Characters: Two-Face, T.E. Lawrence, Tony Stark and who knows. It could even be... you!
Rating: PG-13?
Time Period: Modern
Location: Castle, Sitting Room
Relative Date: after
getting knocked out and tied up by Jack (yes, yes, i know), and well after Jack and Reinette have left the sitting room.
Status: Fin!
Two-Face didn't like sleep much. Very occasionally the sedatives they forced into him at Arkham would open up a pit of blackness that he'd willingly fall into, there being nothing to remain conscious for in a life like this. But most of the time they didn't do the job, or worse, the combination of drug dosages would create nightmarish dreamscapes, jumbles of nonsensical and disturbing perversions of reality he'd have to fumble his way through, clawing desperately, until he woke up.
Most of his dreams were, strangely enough, not about her, or the accident, or even the Joker. They were about the Batman. Gordon. Harvey's days in Internal Affairs. The nurses at Arkham who refused to look at him. Ramirez. And his father.
It was his father now who sat in a chair directly across from him, endlessly flipping a coin. His face was entirely in shadow, but Two-Face knew it was him, the way you could only know in dreams. The coin caught the light at just the right moments, like a fish jetting just under the surface of the water, back and forth. Mesmerizing him. Two-Face looked down at his own hands then, realizing he was holding something. His hands were a child's clutching a comic book that was dogeared and torn-- Donald Duck flipping his own coin, making his own choices. "Life is but a gamble. Let flipism chart your ramble!"

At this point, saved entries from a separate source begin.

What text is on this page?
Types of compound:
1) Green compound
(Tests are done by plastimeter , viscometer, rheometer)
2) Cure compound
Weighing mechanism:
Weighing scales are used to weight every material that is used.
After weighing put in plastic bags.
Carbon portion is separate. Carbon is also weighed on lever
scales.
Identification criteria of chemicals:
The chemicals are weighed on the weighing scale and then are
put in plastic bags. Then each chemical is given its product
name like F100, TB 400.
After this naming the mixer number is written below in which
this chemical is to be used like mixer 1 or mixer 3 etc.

As he read the words his father leaned forward slightly, just enough into the light that Harvey (for he was truly Harvey again, now) could see that half of his face was gone. Not burned, not torn away, not disfigured. Just black nothingness, the alien chill of empty space, and it was his own face now. Harvey screamed.
Two-Face woke abruptly, kicking out at nothing. The pain was almost excruciating, and he tried to bring his hands up to his face several times before it sunk in that some bastard had tied them behind his back. That ruled out getting to his medications. Great. He leaned back, stunned, trying to get his bearings. His bad eye was almost completely blind now, and itched like hell, but he was vaguely able to make out that he was no longer in the hall but some sort of parlor. Tied to, he was guessing, a couch. A hazy memory flooded back to him, of the encounter with Jack and the two women. His coin, gleaming in the darkness and just out of reach.
My coin.
"No," he muttered, suddenly truly panicked. "No, no, NO!" He struggled violently against whatever was holding him to the couch.